The purpose of a backup is so that a user can get a full copy of their data and then move it to some backup media, in the past this was probably tape or CD-ROM but these days is likely a network share on a different machine.

Two sensible options that I see:

  1. The user initiates the backup from the host machine by using backup.sh on the host, and gives the URL of eXist-db running in the Docker container.

  2. The option that @grantmacken suggested. The user initiates the backup from the Docker container to /tmp or somewhere ephemeral, and then they use docker cp to get it to the host.

duncdrum commented 5 years ago

re the tools.jar the not backup specific upshot of our discussion seems to be that ant task can't be run with our docker images, we need to a) document this, b) remove the ant jar from the image if it is just dead weight.

re backup to /tmp nobody is working for docker, but in line with good practices for limiting interaction between the running container and the host vm it's not that simple. I have no idea what happens if on beanstalk (or its azure and google counterparts) you try to access /tmp on host, i very much doubt you simply can. So we should choose an example that works in those use-cases as well as in local dev testing.

adamretter commented 5 years ago

if on beanstalk (or its azure and google counterparts) you try to access /tmp on host

I was talking about /tmp on the guest (i.e. in the container) not the host.

duncdrum commented 5 years ago

ok that makes more sense, so here is my latest take on our discussion. i m in favour of triggering server side backups inside a running container, since the chances that other processes might interfere with a client side backup in multi-container environments are pretty high. This has the added advantage that folks can just use the UI.

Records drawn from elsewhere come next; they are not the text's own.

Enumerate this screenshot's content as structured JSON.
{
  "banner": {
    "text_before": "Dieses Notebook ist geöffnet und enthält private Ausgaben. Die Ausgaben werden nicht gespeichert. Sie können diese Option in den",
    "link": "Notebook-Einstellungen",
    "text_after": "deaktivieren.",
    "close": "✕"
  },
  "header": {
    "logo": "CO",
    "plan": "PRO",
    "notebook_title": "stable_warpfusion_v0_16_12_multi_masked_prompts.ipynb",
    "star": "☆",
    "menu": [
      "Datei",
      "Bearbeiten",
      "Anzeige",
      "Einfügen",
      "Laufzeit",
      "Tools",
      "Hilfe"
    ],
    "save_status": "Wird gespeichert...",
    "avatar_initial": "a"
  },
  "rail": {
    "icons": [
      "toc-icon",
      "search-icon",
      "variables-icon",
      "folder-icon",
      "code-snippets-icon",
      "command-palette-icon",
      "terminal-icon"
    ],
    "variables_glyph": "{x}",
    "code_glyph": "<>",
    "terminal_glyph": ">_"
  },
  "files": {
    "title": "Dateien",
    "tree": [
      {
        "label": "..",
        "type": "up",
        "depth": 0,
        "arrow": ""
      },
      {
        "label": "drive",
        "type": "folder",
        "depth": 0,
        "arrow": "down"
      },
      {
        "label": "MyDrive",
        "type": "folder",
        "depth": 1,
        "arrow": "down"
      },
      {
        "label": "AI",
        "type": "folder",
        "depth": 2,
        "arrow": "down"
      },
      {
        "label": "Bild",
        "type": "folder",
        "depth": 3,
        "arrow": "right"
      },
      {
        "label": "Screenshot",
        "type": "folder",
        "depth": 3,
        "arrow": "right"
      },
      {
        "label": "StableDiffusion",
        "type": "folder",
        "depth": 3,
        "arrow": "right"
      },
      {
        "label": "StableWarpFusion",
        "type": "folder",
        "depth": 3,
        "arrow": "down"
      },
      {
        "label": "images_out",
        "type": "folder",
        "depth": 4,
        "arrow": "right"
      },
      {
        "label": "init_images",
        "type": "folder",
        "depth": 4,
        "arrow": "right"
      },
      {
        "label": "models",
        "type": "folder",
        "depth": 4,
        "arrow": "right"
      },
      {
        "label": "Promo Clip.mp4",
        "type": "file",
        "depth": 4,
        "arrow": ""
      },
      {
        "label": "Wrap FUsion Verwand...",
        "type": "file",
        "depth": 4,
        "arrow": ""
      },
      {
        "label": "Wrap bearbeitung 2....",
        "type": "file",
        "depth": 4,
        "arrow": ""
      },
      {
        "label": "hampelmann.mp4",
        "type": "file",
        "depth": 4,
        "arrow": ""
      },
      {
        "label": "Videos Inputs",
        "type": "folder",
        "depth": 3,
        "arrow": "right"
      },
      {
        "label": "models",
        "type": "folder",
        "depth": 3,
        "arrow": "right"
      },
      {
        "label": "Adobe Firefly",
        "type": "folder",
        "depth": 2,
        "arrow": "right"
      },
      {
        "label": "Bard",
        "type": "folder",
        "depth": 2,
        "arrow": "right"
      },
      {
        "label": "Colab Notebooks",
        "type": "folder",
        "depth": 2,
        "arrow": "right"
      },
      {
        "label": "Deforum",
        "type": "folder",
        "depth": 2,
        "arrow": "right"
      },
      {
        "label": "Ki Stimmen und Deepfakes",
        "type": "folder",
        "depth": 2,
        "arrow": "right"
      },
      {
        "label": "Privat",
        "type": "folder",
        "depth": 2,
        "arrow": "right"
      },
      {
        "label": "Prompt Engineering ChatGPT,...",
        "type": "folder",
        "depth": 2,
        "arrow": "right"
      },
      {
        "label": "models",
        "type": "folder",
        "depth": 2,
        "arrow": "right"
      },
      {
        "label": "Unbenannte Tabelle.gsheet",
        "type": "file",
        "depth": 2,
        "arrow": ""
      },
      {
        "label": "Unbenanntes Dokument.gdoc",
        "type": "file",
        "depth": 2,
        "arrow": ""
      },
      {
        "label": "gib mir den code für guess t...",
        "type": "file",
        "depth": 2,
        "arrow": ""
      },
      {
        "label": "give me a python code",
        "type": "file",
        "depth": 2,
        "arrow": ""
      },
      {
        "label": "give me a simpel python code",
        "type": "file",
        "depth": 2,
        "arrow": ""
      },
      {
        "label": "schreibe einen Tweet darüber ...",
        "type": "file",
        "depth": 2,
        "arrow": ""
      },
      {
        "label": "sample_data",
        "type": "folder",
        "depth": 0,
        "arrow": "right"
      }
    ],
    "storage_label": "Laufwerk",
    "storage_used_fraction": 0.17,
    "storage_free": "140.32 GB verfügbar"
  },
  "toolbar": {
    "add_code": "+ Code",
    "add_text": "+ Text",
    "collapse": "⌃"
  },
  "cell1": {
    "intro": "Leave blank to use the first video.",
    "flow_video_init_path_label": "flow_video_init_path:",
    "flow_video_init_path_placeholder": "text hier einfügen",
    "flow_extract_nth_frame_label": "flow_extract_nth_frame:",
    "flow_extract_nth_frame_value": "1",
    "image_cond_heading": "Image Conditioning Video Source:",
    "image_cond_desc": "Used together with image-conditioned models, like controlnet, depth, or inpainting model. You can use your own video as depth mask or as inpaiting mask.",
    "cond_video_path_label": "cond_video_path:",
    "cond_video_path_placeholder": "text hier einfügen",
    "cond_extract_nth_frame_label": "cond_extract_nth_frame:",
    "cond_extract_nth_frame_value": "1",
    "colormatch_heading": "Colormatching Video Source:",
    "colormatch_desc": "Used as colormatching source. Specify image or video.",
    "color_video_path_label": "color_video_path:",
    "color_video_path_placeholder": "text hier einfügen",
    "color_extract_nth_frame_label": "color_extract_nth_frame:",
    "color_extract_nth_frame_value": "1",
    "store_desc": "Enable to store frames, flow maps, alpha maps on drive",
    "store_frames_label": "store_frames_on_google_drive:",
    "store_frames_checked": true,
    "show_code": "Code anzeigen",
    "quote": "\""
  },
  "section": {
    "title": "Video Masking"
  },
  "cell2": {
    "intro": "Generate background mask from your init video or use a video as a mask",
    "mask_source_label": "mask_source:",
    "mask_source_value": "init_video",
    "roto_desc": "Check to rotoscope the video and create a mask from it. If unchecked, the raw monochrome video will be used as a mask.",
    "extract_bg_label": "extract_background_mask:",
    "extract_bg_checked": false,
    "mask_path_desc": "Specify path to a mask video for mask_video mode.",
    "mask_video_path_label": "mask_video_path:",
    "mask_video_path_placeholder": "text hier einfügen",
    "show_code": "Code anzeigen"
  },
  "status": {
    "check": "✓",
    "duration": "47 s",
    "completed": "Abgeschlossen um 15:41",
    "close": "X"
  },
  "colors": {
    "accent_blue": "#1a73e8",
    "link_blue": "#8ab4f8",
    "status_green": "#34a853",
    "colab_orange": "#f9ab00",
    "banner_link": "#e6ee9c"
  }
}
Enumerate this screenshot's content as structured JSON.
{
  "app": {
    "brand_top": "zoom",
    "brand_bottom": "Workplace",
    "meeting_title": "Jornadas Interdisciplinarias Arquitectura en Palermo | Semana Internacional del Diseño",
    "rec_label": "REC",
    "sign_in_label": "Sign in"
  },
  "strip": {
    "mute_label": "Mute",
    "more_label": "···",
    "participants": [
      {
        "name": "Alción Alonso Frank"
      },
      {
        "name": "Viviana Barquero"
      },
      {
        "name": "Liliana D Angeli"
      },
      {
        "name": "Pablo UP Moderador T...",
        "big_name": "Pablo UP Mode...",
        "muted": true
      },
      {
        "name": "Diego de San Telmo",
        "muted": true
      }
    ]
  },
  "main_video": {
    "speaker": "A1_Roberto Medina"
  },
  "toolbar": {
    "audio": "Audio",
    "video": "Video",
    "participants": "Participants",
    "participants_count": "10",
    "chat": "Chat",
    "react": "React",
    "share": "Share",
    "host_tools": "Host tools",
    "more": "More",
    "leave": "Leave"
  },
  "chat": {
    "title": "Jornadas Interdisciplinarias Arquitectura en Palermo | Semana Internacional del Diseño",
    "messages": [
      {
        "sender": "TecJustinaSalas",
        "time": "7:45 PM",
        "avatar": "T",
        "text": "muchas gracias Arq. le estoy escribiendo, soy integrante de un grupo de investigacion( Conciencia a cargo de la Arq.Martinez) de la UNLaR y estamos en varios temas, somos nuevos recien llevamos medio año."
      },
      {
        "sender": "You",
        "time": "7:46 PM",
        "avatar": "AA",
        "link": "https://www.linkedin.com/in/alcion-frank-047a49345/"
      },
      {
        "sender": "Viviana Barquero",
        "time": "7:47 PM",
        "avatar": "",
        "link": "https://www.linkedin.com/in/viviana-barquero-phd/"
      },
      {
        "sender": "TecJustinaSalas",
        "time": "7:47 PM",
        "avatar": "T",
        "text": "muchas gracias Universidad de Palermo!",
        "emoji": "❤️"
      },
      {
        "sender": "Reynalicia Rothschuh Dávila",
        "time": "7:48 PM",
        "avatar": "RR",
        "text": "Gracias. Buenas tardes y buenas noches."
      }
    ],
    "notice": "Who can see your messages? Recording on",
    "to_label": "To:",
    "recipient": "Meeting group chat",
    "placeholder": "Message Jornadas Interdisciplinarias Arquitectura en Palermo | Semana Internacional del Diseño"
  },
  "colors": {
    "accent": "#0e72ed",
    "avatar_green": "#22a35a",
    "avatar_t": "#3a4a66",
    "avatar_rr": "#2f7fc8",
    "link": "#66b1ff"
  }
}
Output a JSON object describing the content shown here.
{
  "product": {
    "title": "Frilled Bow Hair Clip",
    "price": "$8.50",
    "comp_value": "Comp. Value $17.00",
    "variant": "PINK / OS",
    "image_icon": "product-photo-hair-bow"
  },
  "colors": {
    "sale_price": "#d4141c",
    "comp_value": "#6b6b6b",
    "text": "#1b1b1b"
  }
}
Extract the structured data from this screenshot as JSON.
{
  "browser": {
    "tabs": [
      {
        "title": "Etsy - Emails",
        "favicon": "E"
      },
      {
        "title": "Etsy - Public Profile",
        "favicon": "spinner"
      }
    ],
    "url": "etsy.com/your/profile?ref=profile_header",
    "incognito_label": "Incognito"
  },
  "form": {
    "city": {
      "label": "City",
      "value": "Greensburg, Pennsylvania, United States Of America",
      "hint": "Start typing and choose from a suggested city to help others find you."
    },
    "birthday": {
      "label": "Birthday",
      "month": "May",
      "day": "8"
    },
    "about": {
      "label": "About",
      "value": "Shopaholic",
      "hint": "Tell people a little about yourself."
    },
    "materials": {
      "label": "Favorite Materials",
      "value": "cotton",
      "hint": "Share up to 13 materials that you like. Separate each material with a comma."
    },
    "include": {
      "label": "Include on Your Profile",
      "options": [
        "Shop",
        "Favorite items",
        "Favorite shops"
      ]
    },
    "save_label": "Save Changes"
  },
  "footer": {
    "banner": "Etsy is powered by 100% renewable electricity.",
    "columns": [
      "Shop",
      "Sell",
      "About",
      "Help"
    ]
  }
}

Instead of depending on a specific path existing in the bases gcr image like /tmp we should use the regular default path which we are generating anyway webapp/WEB-INF/data/export/

The readme gets a line for how to trigger a server side backup for a given container along the lines off:

docker exec exist java -jar start.jar client --no-gui --xpath "system:export('/export/backups',0,0)"
docker cp exist:exist-data/export/backups .

followed by:

docker cp .  exist:exist-data/export/backups
docker exec exist java -jar start.jar client --no-gui --xpath "system:restore('/export/backups', '', '')"

I ll see about the repair functions and take some screens. Anything speaking against adding the backup location and system calls to the compose file?